On Tue, 22 Jan 2019, Rowland Penny via samba wrote:

> On Tue, 22 Jan 2019 15:19:10 -0500 (EST)
> "Vincent S. Cojot via samba" <samba at lists.samba.org> wrote:
>
>> On Tue, 22 Jan 2019, Rowland Penny via samba wrote:
>> 
>> > On Tue, 22 Jan 2019 14:20:21 -0500 (EST)

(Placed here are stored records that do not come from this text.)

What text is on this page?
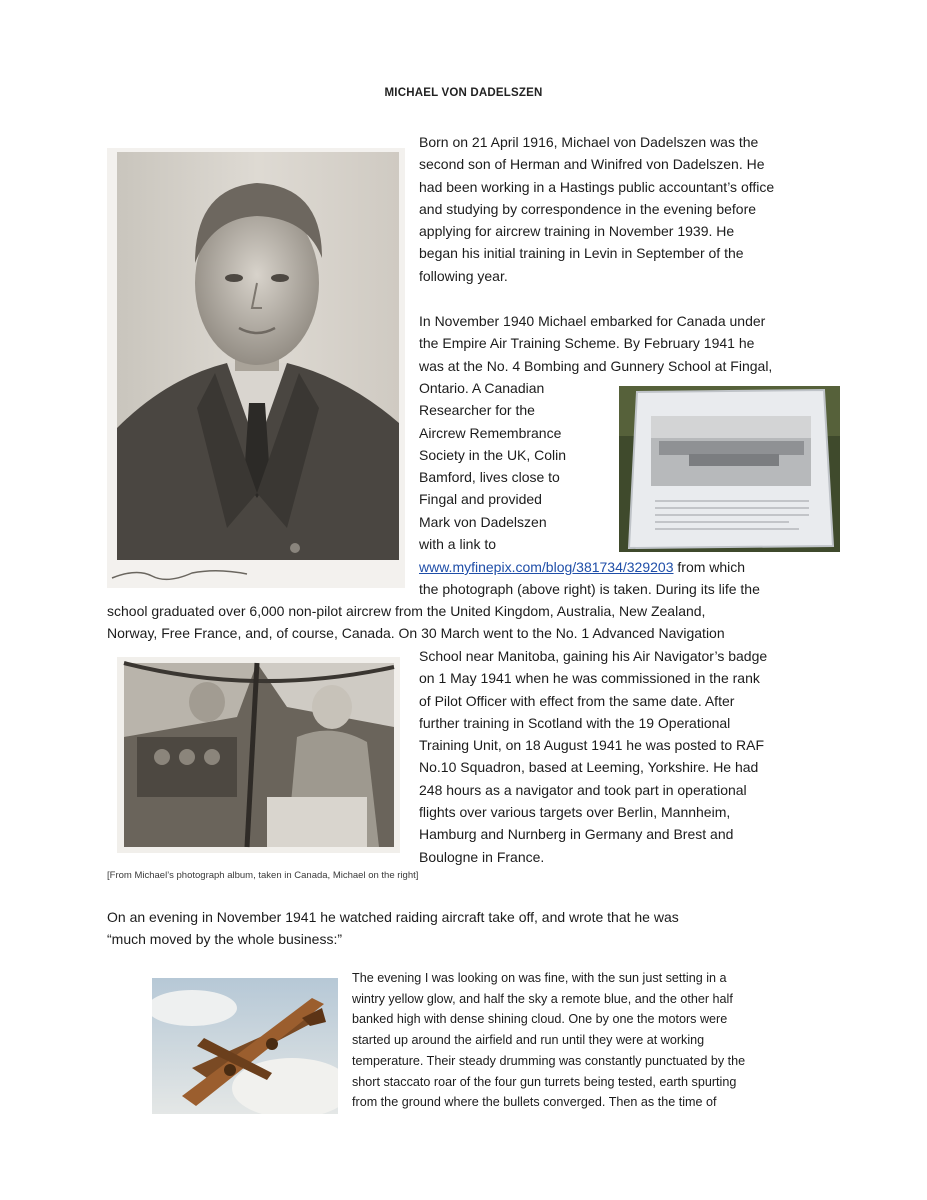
MICHAEL VON DADELSZEN
Born on 21 April 1916, Michael von Dadelszen was the
second son of Herman and Winifred von Dadelszen. He
had been working in a Hastings public accountant’s office
and studying by correspondence in the evening before
applying for aircrew training in November 1939. He
began his initial training in Levin in September of the
following year.
In November 1940 Michael embarked for Canada under
the Empire Air Training Scheme. By February 1941 he
was at the No. 4 Bombing and Gunnery School at Fingal,
Ontario. A Canadian
Researcher for the
Aircrew Remembrance
Society in the UK, Colin
Bamford, lives close to
Fingal and provided
Mark von Dadelszen
with a link to
www.myfinepix.com/blog/381734/329203 from which
the photograph (above right) is taken. During its life the
school graduated over 6,000 non-pilot aircrew from the United Kingdom, Australia, New Zealand,
Norway, Free France, and, of course, Canada. On 30 March went to the No. 1 Advanced Navigation
School near Manitoba, gaining his Air Navigator’s badge
on 1 May 1941 when he was commissioned in the rank
of Pilot Officer with effect from the same date. After
further training in Scotland with the 19 Operational
Training Unit, on 18 August 1941 he was posted to RAF
No.10 Squadron, based at Leeming, Yorkshire. He had
248 hours as a navigator and took part in operational
flights over various targets over Berlin, Mannheim,
Hamburg and Nurnberg in Germany and Brest and
Boulogne in France.

[From Michael’s photograph album, taken in Canada, Michael on the right]

On an evening in November 1941 he watched raiding aircraft take off, and wrote that he was
“much moved by the whole business:”
The evening I was looking on was fine, with the sun just setting in a
wintry yellow glow, and half the sky a remote blue, and the other half
banked high with dense shining cloud. One by one the motors were
started up around the airfield and run until they were at working
temperature. Their steady drumming was constantly punctuated by the
short staccato roar of the four gun turrets being tested, earth spurting
from the ground where the bullets converged. Then as the time of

>> > "Vincent S. Cojot via samba" <samba at lists.samba.org> wrote:
>> >
>> >> 
>> >> Hi All,
>> >> 
>> >> On my two-DC setup (dc00 and dc01 - Used to be a 4-Dc setup but 02
>> >> and 03 are gone), I've noticed the following errors which I am
>> >> unable to fix.. Any hints?
>> >> 
>> >> * Basic dbcheck is clean.
>> >> 
>> >> [root at dc00 ~]# samba-tool dbcheck
>> >> Checking 327 objects
>> >> Checked 327 objects (0 errors)
>> >> 
>> >> * Cross-NCS shows two errors related to a de-comissionned DC (dc02)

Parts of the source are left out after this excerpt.